Lourdes Martinez

Lourdes, le chant et la vague qui « change la vie »

Espagnole, depuis plus de 20 ans elle chante comme soprano dans le chœur de la Scala à Milan. Il y a trois ans, alors qu’elle était bousculée dans un bar, une amitié est née qui l’a « attirée comme un aimant »
Alessandra Stoppa

Lourdes a été étonnée des chants la première fois qu’elle a été à l’École de communauté. Elle a surtout été surprise par le chant des solistes ; « ils chantaient de manière propre, qui arrivait du cœur, une façon de chanter qui naissait de l’être de chacun ». Lourdes Martinez est soprano. Depuis vingt-trois ans elle travaille dans le chœur de la Scala de Milan. Elle est née à Bilbao, en Espagne, mais en 1992 elle a déménagé en Italie pour perfectionner son répertoire en suivant la grande Margherita Rinaldi et, depuis lors, elle a travaillé avec des grands chefs d’orchestres comme Barenboïm, Muti, Chailly, Harding, Dudamel et Gergiev.

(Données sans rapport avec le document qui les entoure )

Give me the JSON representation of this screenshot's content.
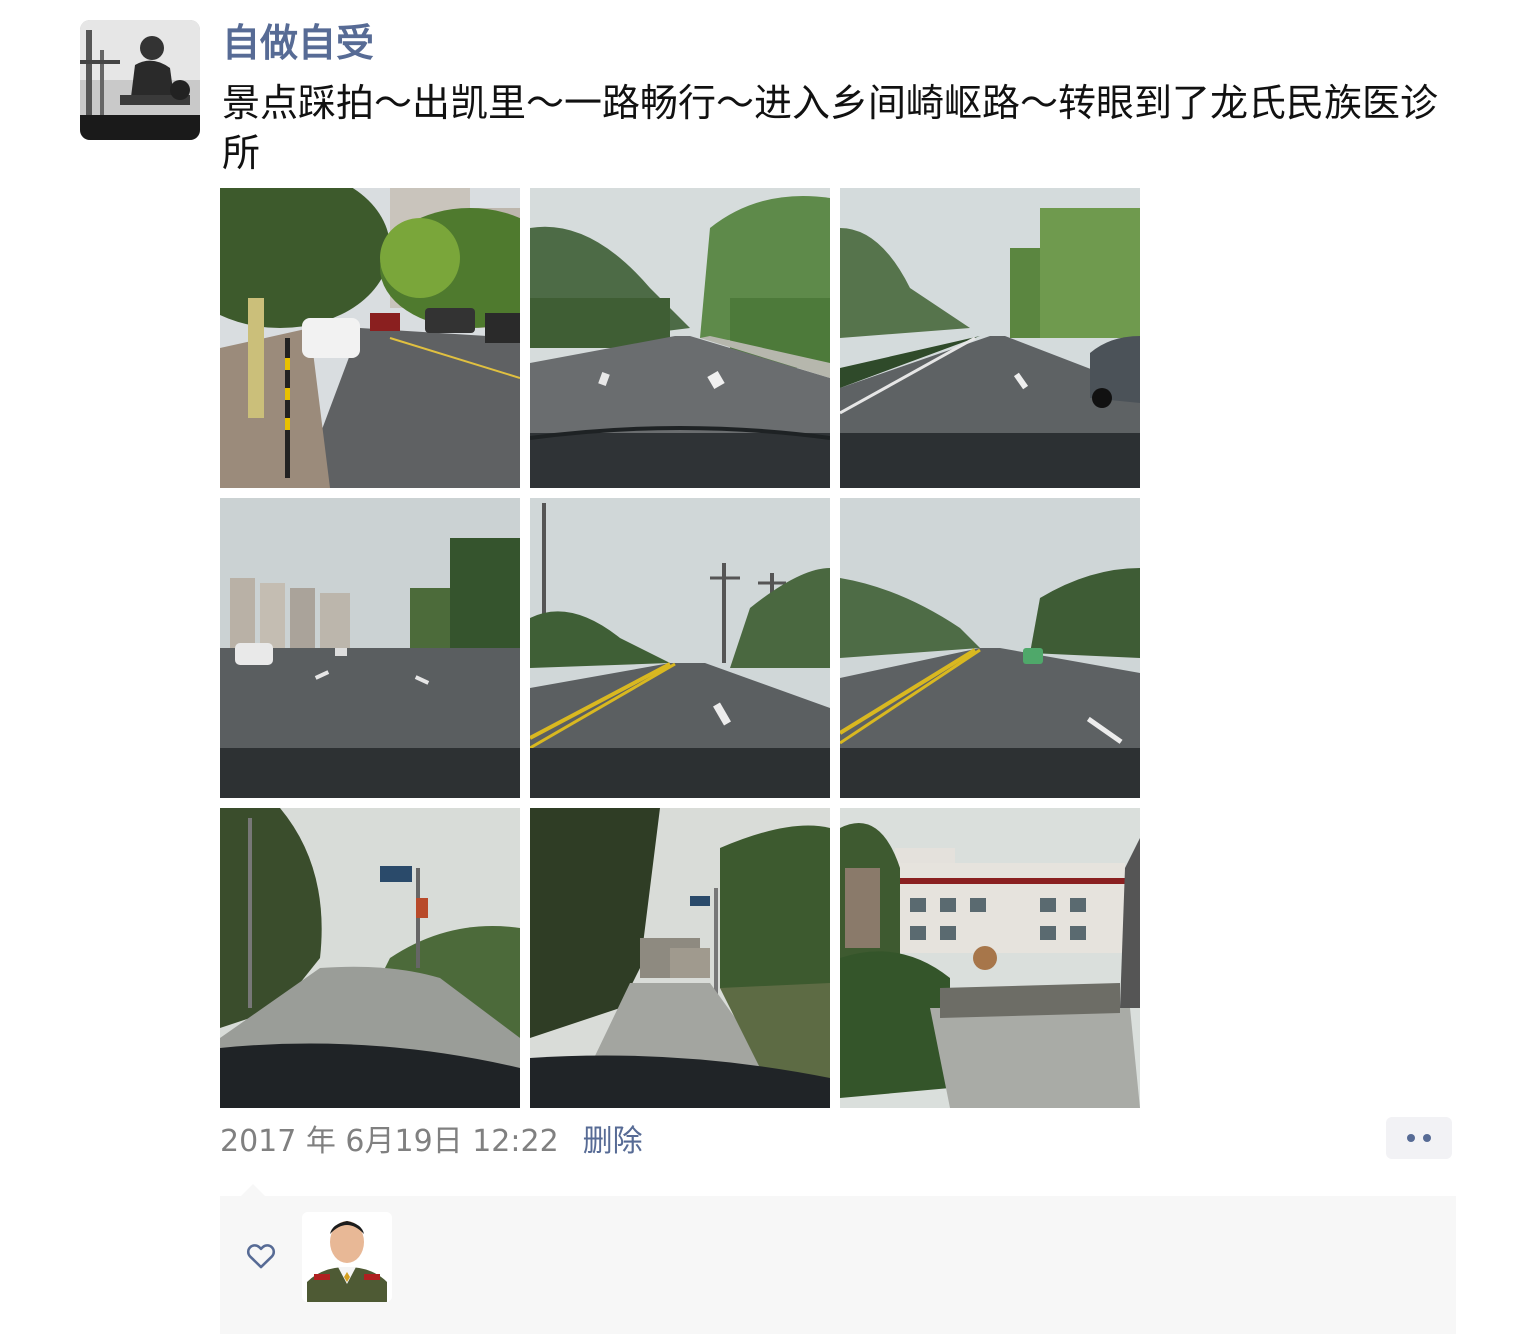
{
  "post": {
    "author": "自做自受",
    "text": "景点踩拍～出凯里～一路畅行～进入乡间崎岖路～转眼到了龙氏民族医诊所",
    "timestamp": "2017 年 6月19日 12:22",
    "delete_label": "删除",
    "photos": [
      {
        "name": "photo-city-street"
      },
      {
        "name": "photo-highway-mountains"
      },
      {
        "name": "photo-highway-car"
      },
      {
        "name": "photo-town-road"
      },
      {
        "name": "photo-road-power-lines"
      },
      {
        "name": "photo-road-green-car"
      },
      {
        "name": "photo-country-road-sign"
      },
      {
        "name": "photo-country-road-village"
      },
      {
        "name": "photo-clinic-building"
      }
    ]
  },
  "likes": {
    "icon": "heart-icon",
    "avatars": [
      {
        "name": "liker-avatar-1"
      }
    ]
  },
  "colors": {
    "link": "#576b95",
    "timestamp": "#808080",
    "likes_bg": "#f7f7f7"
  }
}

Depuis trois ans elle a été « renversée par une vague », comme elle le dit, qui la portera, en juin à faire un concert en Ukraine. Ce sera la seconde fois. En avril 2018, en effet, elle a chanté le Stabat Mater de Pergolesi au Théâtre National Académique de l’Opéra et du Ballet de Kharkov, pour aider des jeunes filles orphelines et handicapées qu’elle ne connaissait pas. « Je l’ai fait par charité, mais la charité m’a aussi été faite ».

Le ''Stabat Mater'' de Pergolesi à Karkhov, en Ukraine

Tout a commencé un soir de février 2016. Lourdes buvait un apéritif dans un bar avec son mari Marcello. Dans le combat pour aller au comptoir du bar, elle a heurté une jeune femme. « Nous nous sommes excusées réciproquement ; deux mots, pas plus. Mais la jeune femme a entendu mon accent et m’a parlé en espagnol : elle le parlait très bien. Elle m’a expliqué qu’elle l’enseignait ». Quelques secondes, puis elles se sont saluées. Quand elles se sont assises à leurs tables respectives, Lourdes et Stefania se sont retrouvées assises l’une à côté de l’autre. « Notre amitié est née d’une rencontre très banale », dit Lourdes, qui a presque soixante ans, alors que Stefania en a trente. « Mais je n’ai jamais senti la différence d’âge. Il me semblait la connaitre depuis toujours. J’ai senti tout de suite une sympathie profonde, qui m’a attirée comme un aimant. Nous avons commencé à nous voir, elle m’a présenté ses amis, elle m’a invitée à son mariage, aux rencontres du mouvement ». Elles ont commencé à partager leur vie. « Je suis entrée dans cette vague… je n’ai pas eu le temps de comprendre. Mais quelque chose a changé ma vie ».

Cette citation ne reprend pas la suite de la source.